Scatter Plot

To access the Scatter Plot view, choose Graphs > Scatter Plot from the menu.

The Scatter Plot view is composed of several elements. The graphical display on the left is discussed in this topic. The toolbar tools above the graphical display and the Info Pane on the right are described in separate topics.

ScreenHunter_01 Jul

In the Variants workflow, the Scatter Plot gives a visual comparison of gene level variation between any two samples. Each data point on the Scatter Plot represents an individual gene and the “signal” for gene is the sum of the weighted values for each class of variation: each synonymous SNP adds 1 to the signal, each non-synonymous SNP adds 100 and each nonsense or frameshift causing SNP adds 10,000. Values are halved where the change is heterozygous.

For non-Variants workflows, ArrayStar’s Scatter Plot view gives a visual comparison of gene signals between any two datasets; whether they are individual arrays or replicated sets. Each data point on the Scatter Plot represents an individual gene and is plotted based on its signal in both of the selected experiments.

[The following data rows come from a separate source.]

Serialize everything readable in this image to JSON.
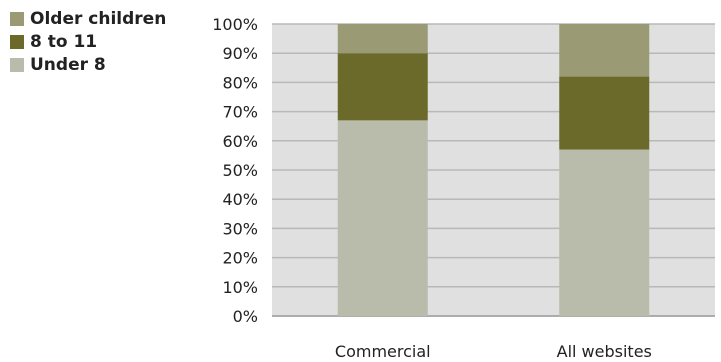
{
  "chart_data": {
    "type": "bar",
    "stacked": true,
    "categories": [
      "Commercial",
      "All websites"
    ],
    "series": [
      {
        "name": "Under 8",
        "values": [
          67,
          57
        ],
        "color": "#b9bcaa"
      },
      {
        "name": "8 to 11",
        "values": [
          23,
          25
        ],
        "color": "#6b6a2b"
      },
      {
        "name": "Older children",
        "values": [
          10,
          18
        ],
        "color": "#9a9b75"
      }
    ],
    "legend_order": [
      "Older children",
      "8 to 11",
      "Under 8"
    ],
    "ylim": [
      0,
      100
    ],
    "yticks": [
      0,
      10,
      20,
      30,
      40,
      50,
      60,
      70,
      80,
      90,
      100
    ],
    "ytick_labels": [
      "0%",
      "10%",
      "20%",
      "30%",
      "40%",
      "50%",
      "60%",
      "70%",
      "80%",
      "90%",
      "100%"
    ],
    "grid": true,
    "legend_position": "top-left",
    "plot_background": "#e0e0e0"
  }
}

If DESeq2 or edgeR normalization was used, data are visualized in the scatter plot using the rlog (log₂) value for each gene. For all other workflows, data are visualized on a simple log₂ scale. However, data can also be scaled and visualized as linear by changing the scatter plot style settings. In general, a log₂ scale can facilitate visualizing data that covers a large span of values by reducing it to a more manageable range.

Three solid green lines are drawn diagonally across the scatter plot. The middle green line is the identity line, or the x=y line.

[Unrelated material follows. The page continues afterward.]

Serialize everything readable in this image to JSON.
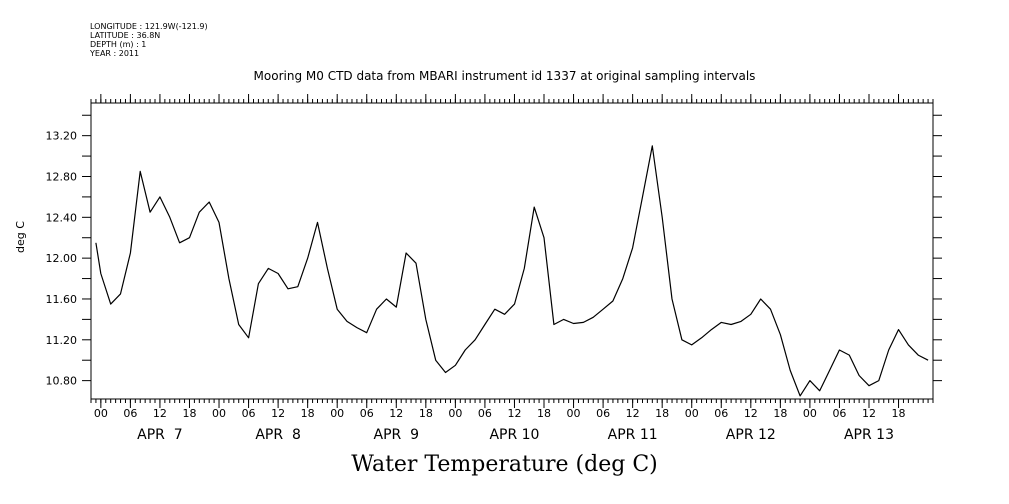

• For non-Variants workflows, data points on the identity line represent genes that are expressed at the same level in both data sets. The other two lines delineate genes with at least a two-fold change in intensity value in one of the data sets.

• For the Variants workflow, points lying on the identity line indicate those genes in both samples that have the same total number of SNPs, with the same class distribution. The other two lines delineate genes where the weighted sums vary more than two-fold.

The dashed purple line on the scatter plot is the linear regression (R²) or “best-fit” line, a line that passes as near to as many data points as possible. The Scatter Plot only displays the value for the currently-selected pair of experiments in the view. By contrast, the Cross-R2 test creates all of the "crosses," or pairs, and produces a table. The R² results for both the Scatter Plot and Cross- R²test use the same statistical calculations.

Each data point is colored to reflect where it is in comparison to the x=y line. The colors for data points, as well as the fold lines and regression line can be changed to match your preferences.

Right-click on the Scatter Plot to access the following context menu commands:

When this many genes are selected	… these commands are available	Command description
≥ 0 genes	Show Gene Table	Shortcut to Data > Show Gene Table.
	Select All	Shortcut to Edit > Select All.
	Copy Image	Shortcut to Edit > Copy Image of Graph or to the Copy Image tool ().
	Fit to View	Same as using the Fit to View tool ().
≥ 1 gene	Remember Gene Set	Shortcut to Data > Remember Selected [Genes, SNPs, Table Rows, etc.].
	Clear Selection	Shortcut to Edit > Clear Selection.
	Export	Shortcut to File > Export Selected Genes.
Exactly1 gene	Edit Gene ‘x’ Notes	Launches the Edit Gene Notes dialog, already populated with the gene name. Equivalent to clicking on the “Notes (Edit)” link in the Details panel.
Exactly1 gene	Remove Gene ‘x” from Selection	Deselects the gene.